Les trois femmes suivirent le jeune nain le long du mur ouest de l'imposant bâtiment vers un couloir menant vers une seconde grande salle circulaire surmontée d'une coupole, moins grande que la première cependant. Là, Joukov s'engouffra entre deux rayonnages, puis tourna à droite, monta à une échelle, longea une longue balustrade avant de redescendre d'un niveau et d'enfant observer les tranches de plusieurs imposants volumes poussiéreux qu'il sortit des étagères et posa sur une table proche.
-Ce recueil des couloirs connus du secteur proche de Lenkaro date de l'an 975 de l'Ere d'Emergence. Annonça-t-il.
-Il n'y a pas plus récent? Demanda Lefko en fronça les sourcil. Ca a plus de deux siècles!

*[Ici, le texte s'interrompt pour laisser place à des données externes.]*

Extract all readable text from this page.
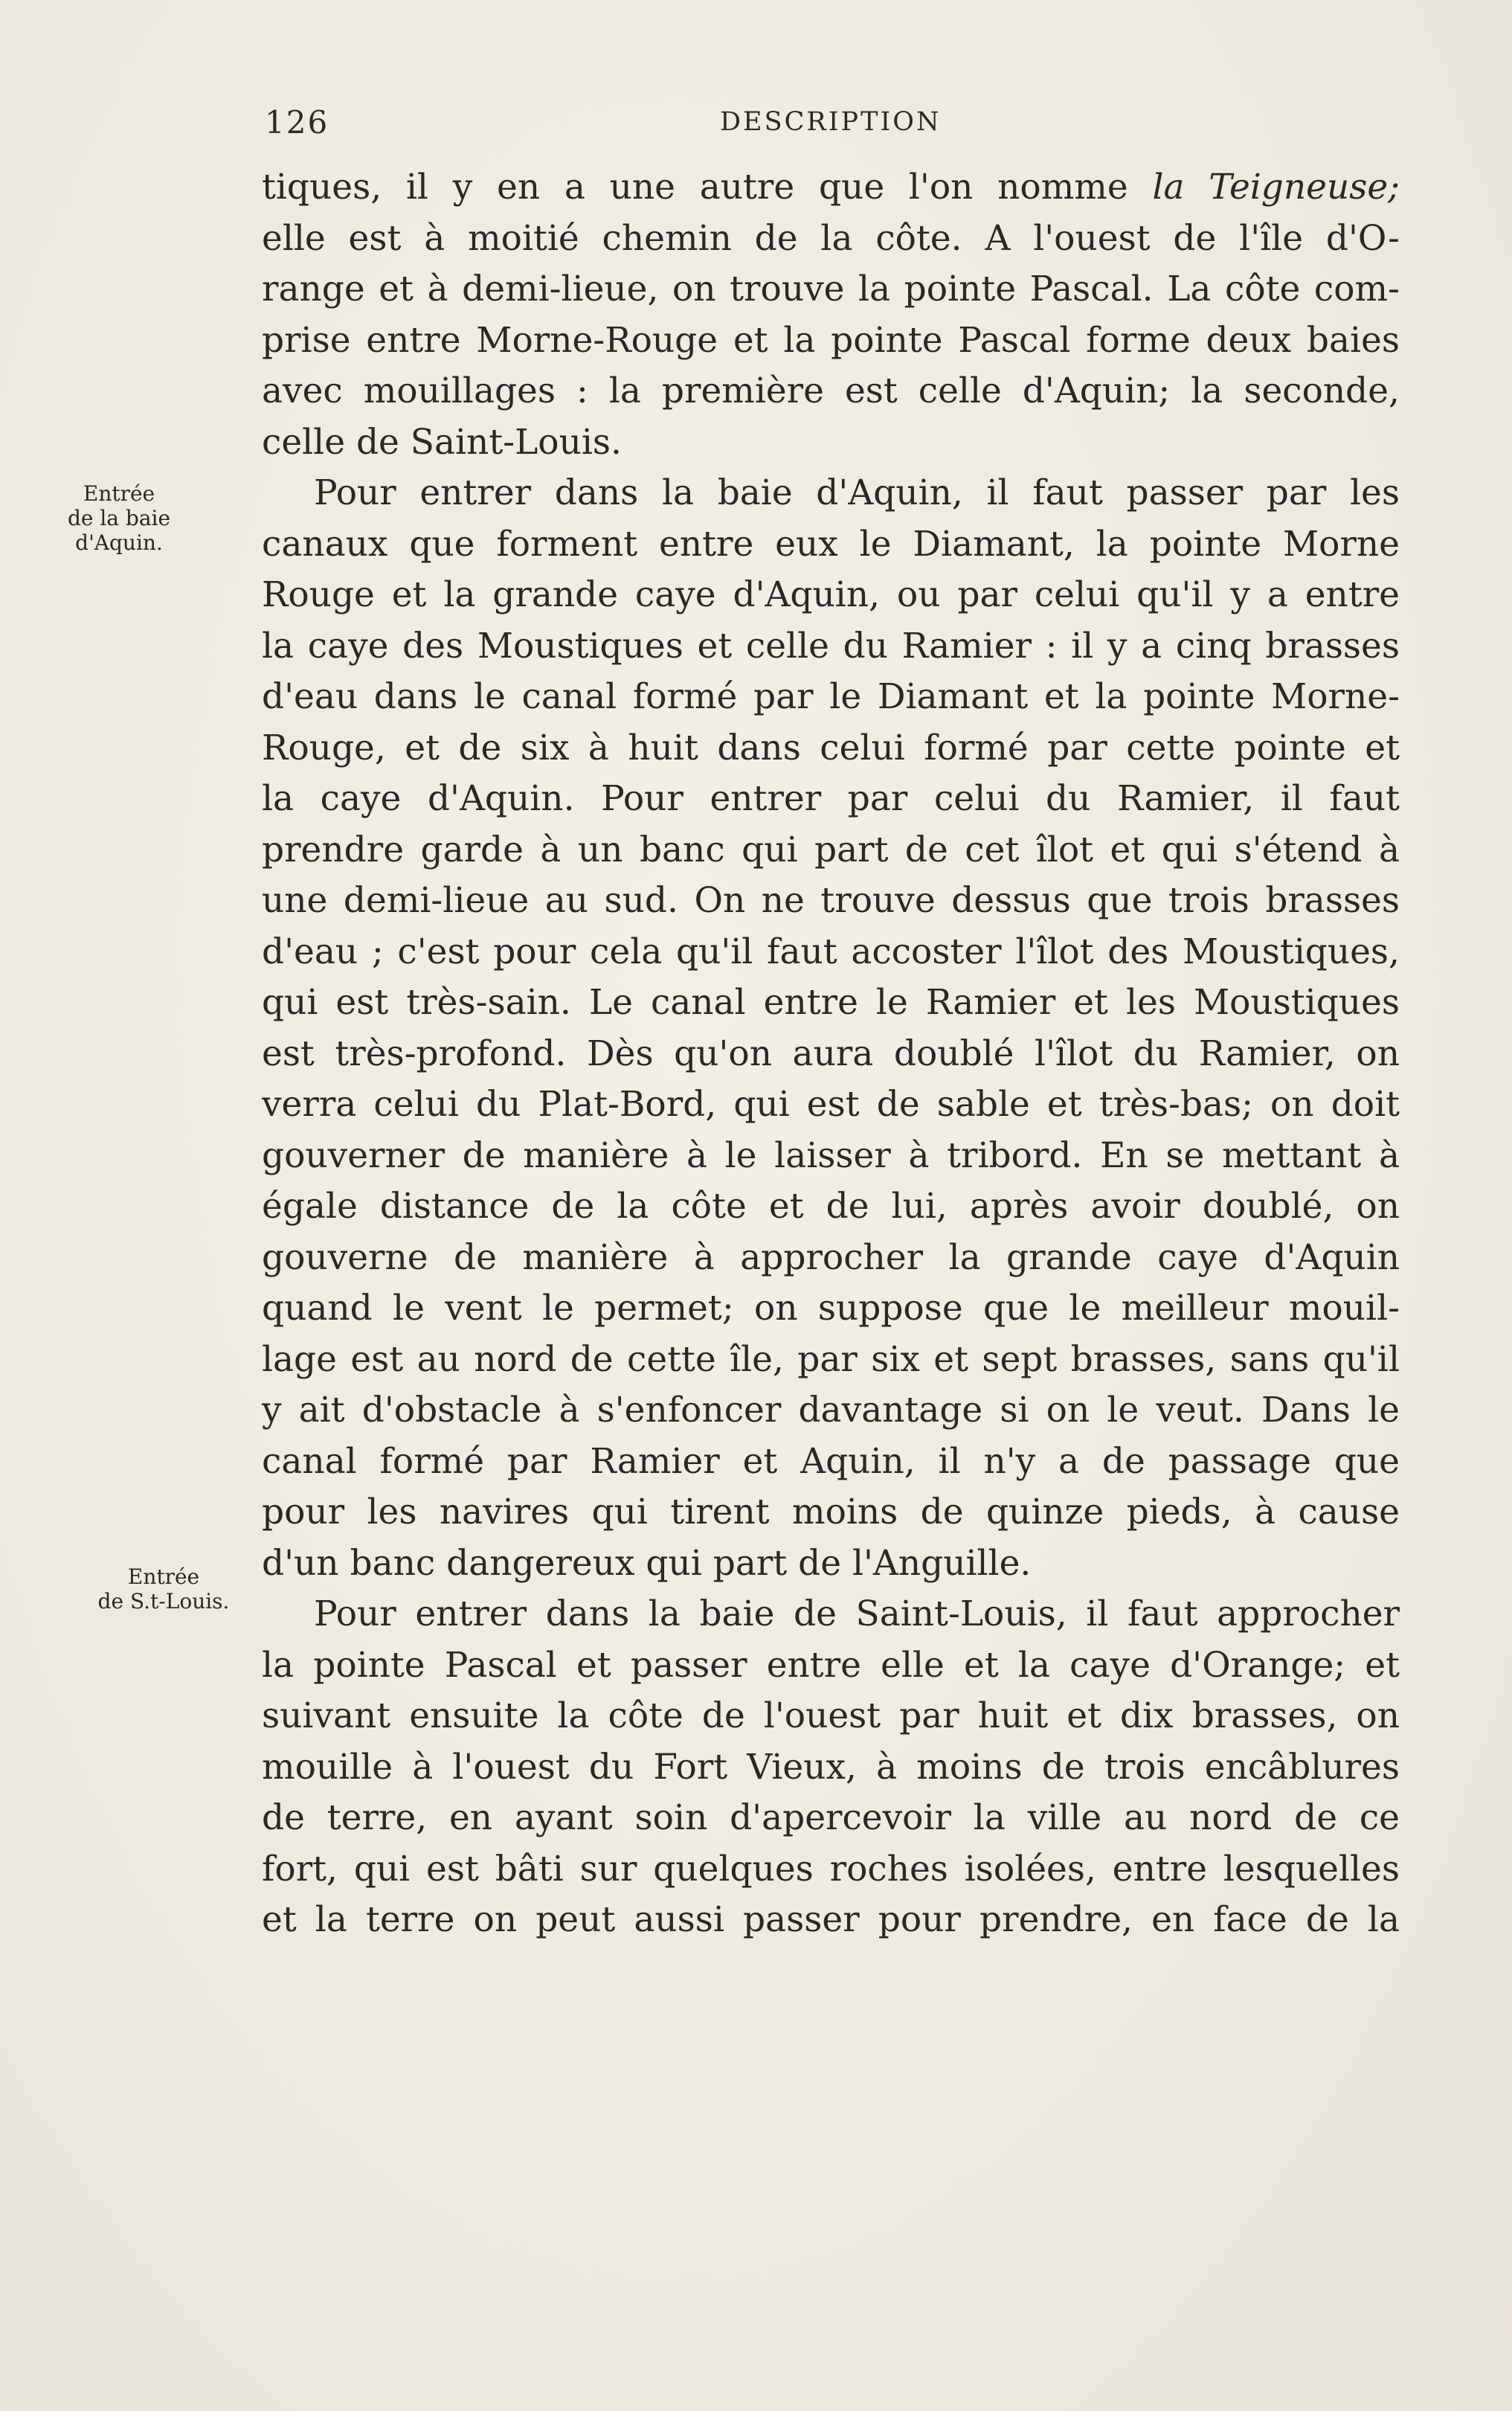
126	DESCRIPTION
Entrée
de la baie
d'Aquin.
Entrée
de S.t-Louis.
tiques, il y en a une autre que l'on nomme la Teigneuse;
elle est à moitié chemin de la côte. A l'ouest de l'île d'O-
range et à demi-lieue, on trouve la pointe Pascal. La côte com-
prise entre Morne-Rouge et la pointe Pascal forme deux baies
avec mouillages : la première est celle d'Aquin; la seconde,
celle de Saint-Louis.
Pour entrer dans la baie d'Aquin, il faut passer par les
canaux que forment entre eux le Diamant, la pointe Morne
Rouge et la grande caye d'Aquin, ou par celui qu'il y a entre
la caye des Moustiques et celle du Ramier : il y a cinq brasses
d'eau dans le canal formé par le Diamant et la pointe Morne-
Rouge, et de six à huit dans celui formé par cette pointe et
la caye d'Aquin. Pour entrer par celui du Ramier, il faut
prendre garde à un banc qui part de cet îlot et qui s'étend à
une demi-lieue au sud. On ne trouve dessus que trois brasses
d'eau ; c'est pour cela qu'il faut accoster l'îlot des Moustiques,
qui est très-sain. Le canal entre le Ramier et les Moustiques
est très-profond. Dès qu'on aura doublé l'îlot du Ramier, on
verra celui du Plat-Bord, qui est de sable et très-bas; on doit
gouverner de manière à le laisser à tribord. En se mettant à
égale distance de la côte et de lui, après avoir doublé, on
gouverne de manière à approcher la grande caye d'Aquin
quand le vent le permet; on suppose que le meilleur mouil-
lage est au nord de cette île, par six et sept brasses, sans qu'il
y ait d'obstacle à s'enfoncer davantage si on le veut. Dans le
canal formé par Ramier et Aquin, il n'y a de passage que
pour les navires qui tirent moins de quinze pieds, à cause
d'un banc dangereux qui part de l'Anguille.
Pour entrer dans la baie de Saint-Louis, il faut approcher
la pointe Pascal et passer entre elle et la caye d'Orange; et
suivant ensuite la côte de l'ouest par huit et dix brasses, on
mouille à l'ouest du Fort Vieux, à moins de trois encâblures
de terre, en ayant soin d'apercevoir la ville au nord de ce
fort, qui est bâti sur quelques roches isolées, entre lesquelles
et la terre on peut aussi passer pour prendre, en face de la
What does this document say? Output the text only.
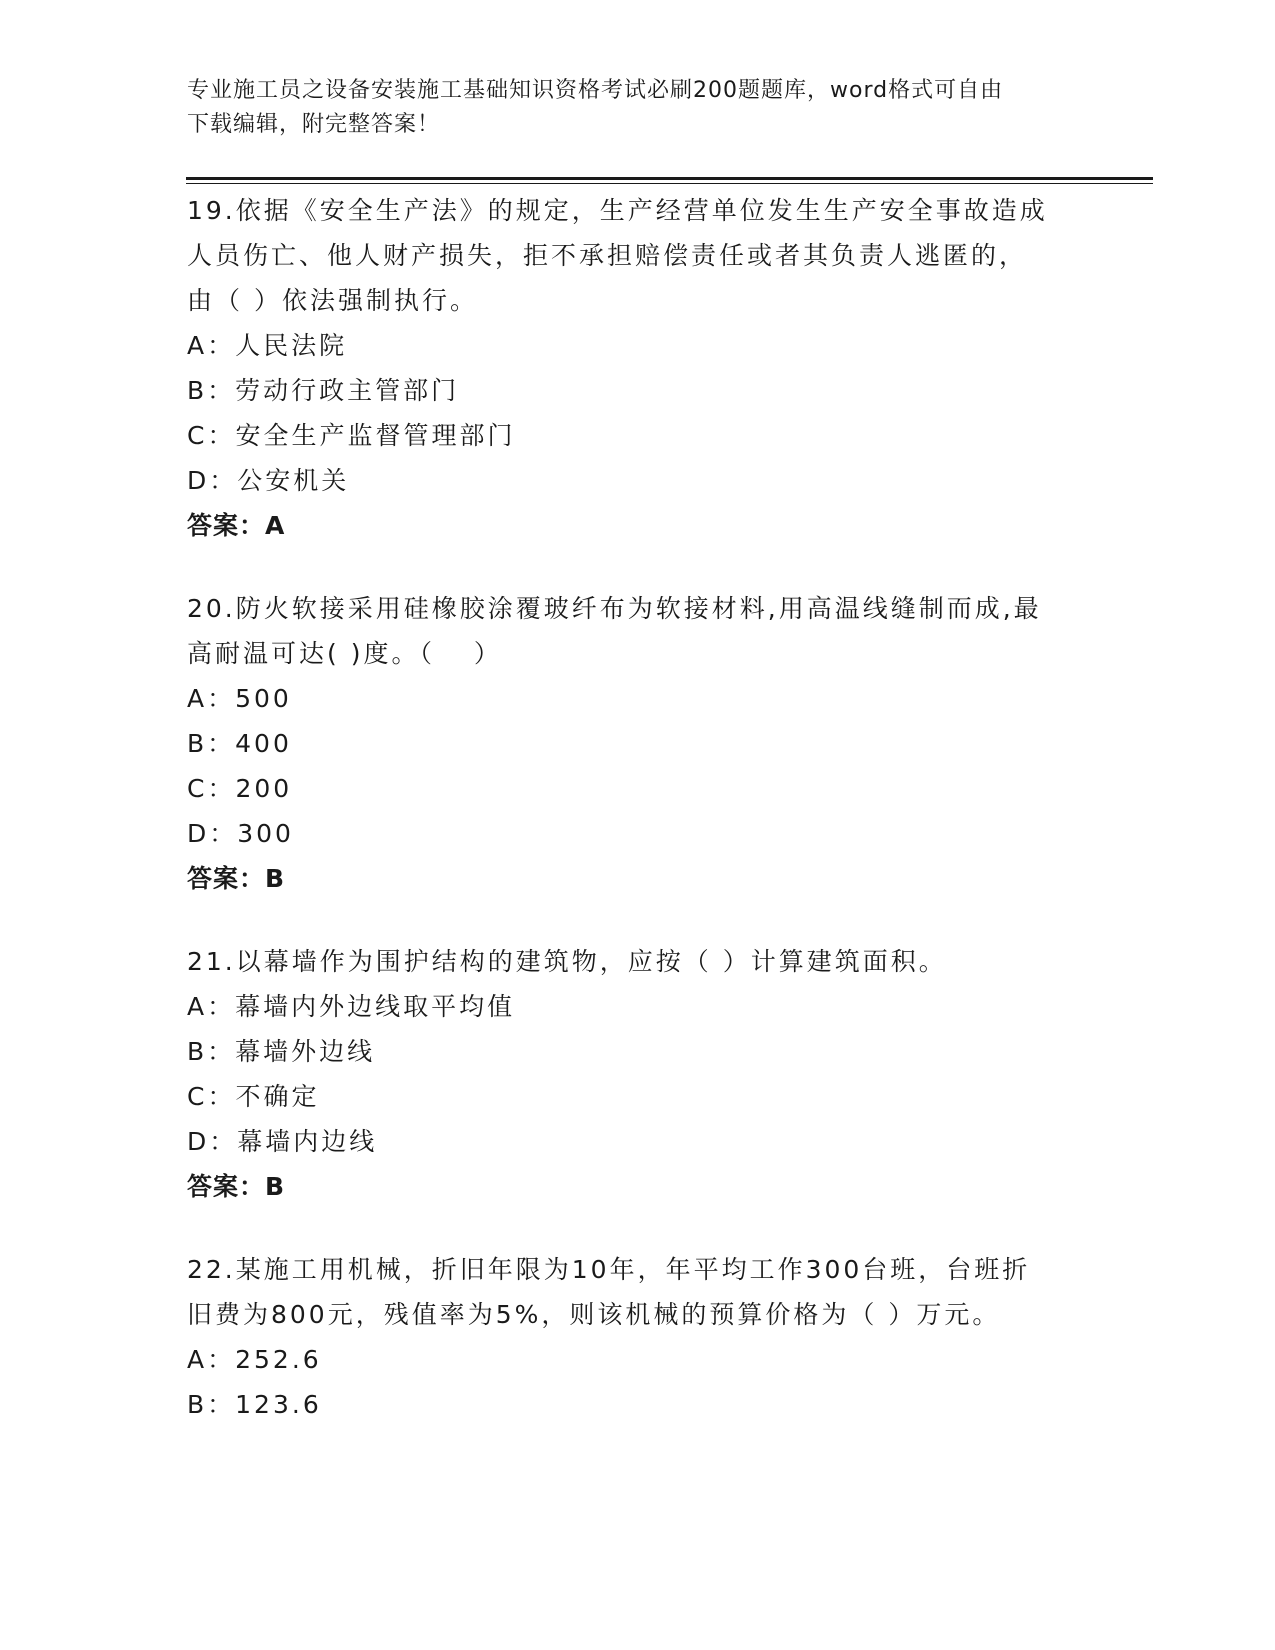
专业施工员之设备安装施工基础知识资格考试必刷200题题库，word格式可自由
下载编辑，附完整答案！
19.依据《安全生产法》的规定，生产经营单位发生生产安全事故造成
人员伤亡、他人财产损失，拒不承担赔偿责任或者其负责人逃匿的，
由（ ）依法强制执行。
A：人民法院
B：劳动行政主管部门
C：安全生产监督管理部门
D：公安机关
答案：A
20.防火软接采用硅橡胶涂覆玻纤布为软接材料,用高温线缝制而成,最
高耐温可达( )度。（　 ）
A：500
B：400
C：200
D：300
答案：B
21.以幕墙作为围护结构的建筑物，应按（ ）计算建筑面积。
A：幕墙内外边线取平均值
B：幕墙外边线
C：不确定
D：幕墙内边线
答案：B
22.某施工用机械，折旧年限为10年，年平均工作300台班，台班折
旧费为800元，残值率为5%，则该机械的预算价格为（ ）万元。
A：252.6
B：123.6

-Malheureusement, nos puissants n'ont pas jugé bon de garder trace de l'évolution de l'état des tunnels depuis bien longtemps, je le crains. Déclara le nain. Seuls les Kojols vivent sous terre, les bannis n'ayant pas les moyens de vivre à la surface. Les criminels, selon les Claniques. Peu leur importe le nombre de galeries qu'ils creusent ou celles qui s'effondrent, ils ne s'y rendent jamais.
-Mais nous avons besoin de savoir où nous nous rendons pour ne pas nous perdre. Insista Lefko. On ne peut pas se lancer dans une telle expédition avec une carte dépassée comme celle-ci.
-Je crains qu'il ne s'agisse de la seule carte disponible à ce jour. Se désola le nain en caressant la couverture de l'ouvrage. Mais, si je puis me permettre, une carte ne vous servira que si vous savez où elle est sensée vous mener.
Dol'Taïm grinça légèrement des dents, mais Lefko ne se démonta pas.
-Ce que nous cherchons ne regarde que nous, Joukov. La Kesjarinna n'a pas de compte à rendre aux rois, ni aux clans.
-Je m'excuse si mes paroles vous ont offensées. Déclara le nain. Peut être que ce que vous cherchez sera cependant indiqué dans ces cartes anciennes.
Il souleva l'épaisse couverture, qui révéla des pages jaunies par le temps et recouvertes de runes naines, puis commença à feuilleter les pages qui semblèrent rapidement montrer différentes cartes de la région indiquant le tracé de nombreuses galeries et grottes, ainsi que leur profondeur et leur largeur.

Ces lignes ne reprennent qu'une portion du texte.